Autobiographical accounts of exhaustion and its related illnesses provide the most vivid moments in Schaffner’s book, and highlight the gaps between thinking about and experiencing psychological states. In The Noonday Demon: An Atlas of Depression, the writer Andrew Solomon describes his depression growing on him as a vine growing upon an oak, surrounding the tree until, from a distance, the two are indistinguishable. None of the medical models that Schaffner recounts comes close to conveying the suffocation and helplessness of the exhausted.
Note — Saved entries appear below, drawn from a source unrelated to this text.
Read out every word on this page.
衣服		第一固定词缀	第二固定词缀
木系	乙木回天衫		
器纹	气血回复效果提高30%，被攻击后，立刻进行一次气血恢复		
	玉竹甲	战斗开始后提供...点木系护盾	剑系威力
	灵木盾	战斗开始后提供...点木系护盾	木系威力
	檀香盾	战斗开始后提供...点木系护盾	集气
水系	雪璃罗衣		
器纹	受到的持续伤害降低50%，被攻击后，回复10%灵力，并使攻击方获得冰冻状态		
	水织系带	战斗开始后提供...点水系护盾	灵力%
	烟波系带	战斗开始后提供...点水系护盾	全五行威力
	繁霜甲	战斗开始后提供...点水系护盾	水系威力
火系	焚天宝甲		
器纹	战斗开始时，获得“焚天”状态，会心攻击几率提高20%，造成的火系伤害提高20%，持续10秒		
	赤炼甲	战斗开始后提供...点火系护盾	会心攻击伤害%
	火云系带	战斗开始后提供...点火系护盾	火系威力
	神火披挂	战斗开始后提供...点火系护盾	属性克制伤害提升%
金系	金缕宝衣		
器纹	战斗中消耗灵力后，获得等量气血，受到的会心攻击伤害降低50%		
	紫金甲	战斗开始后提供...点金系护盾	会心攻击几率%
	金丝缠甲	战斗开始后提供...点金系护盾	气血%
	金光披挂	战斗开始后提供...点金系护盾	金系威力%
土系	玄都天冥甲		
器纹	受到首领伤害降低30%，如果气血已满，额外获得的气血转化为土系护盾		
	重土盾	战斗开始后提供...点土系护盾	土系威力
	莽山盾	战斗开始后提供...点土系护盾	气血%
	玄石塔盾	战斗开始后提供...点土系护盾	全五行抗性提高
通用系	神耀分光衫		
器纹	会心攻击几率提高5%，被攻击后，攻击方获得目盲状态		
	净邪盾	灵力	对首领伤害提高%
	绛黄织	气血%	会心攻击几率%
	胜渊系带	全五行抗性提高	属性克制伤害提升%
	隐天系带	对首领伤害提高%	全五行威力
It’s frustrating, then, that almost all of the personal accounts of exhaustion that Schaffner includes date from the last hundred and fifty years (indeed, more than half the book focuses on this period.) It’s true that, right from the beginning of her book, she discusses literary works that take exhaustion as a key theme, or depict exhausted characters, including The Canterbury Tales and The Divine Comedy. But until she reaches the mid-nineteenth century these works, in Schaffner’s interpretation at least, largely serve to illustrate the theories that she identifies as typical of their time. Too often they are schematic or dogmatic, rather than giving a sense of how it might really feel to be an exhausted fourteenth-century monk, for example, believing your exhaustion to be sinful, or an early nineteenth-century laborer, experiencing rather than pontificating about the changes to sleeping and eating wrought by industrialization.
I don’t know whether or how this laborer would feel his exhaustion differently from the way I feel mine, after a day spent staring at my laptop, shoulders at my ears, writing this article while fielding emails and alternately checking the news and Twitter. If the two of us do have different experiences of exhaustion, it will surely be both because we spend our days in different ways and because we believe different things about our condition. What difference, if any, does it make to the way you feel exhausted if you’ve unconsciously absorbed a cultural discourse that says your exhaustion is caused by a planet, or by weak nerves, or by too much thinking about sex? Schaffner doesn’t speculate. But knowing this would give us a clearer sense of perspective on our individual experiences of exhaustion; it would indicate whether this feeling is a product of our surroundings or something more universal, an unchanging malaise that finds its home in any and every human society.
For all her insistence that exhaustion is not a modern phenomenon, Shaffner’s book gives the misleading sense that, until relatively recently, the condition was far more theorized than lived. When Exhaustion does bring theory and experience together, it becomes engrossing—which makes it all the more regrettable that for so many centuries, our exhausted ancestors remained silent.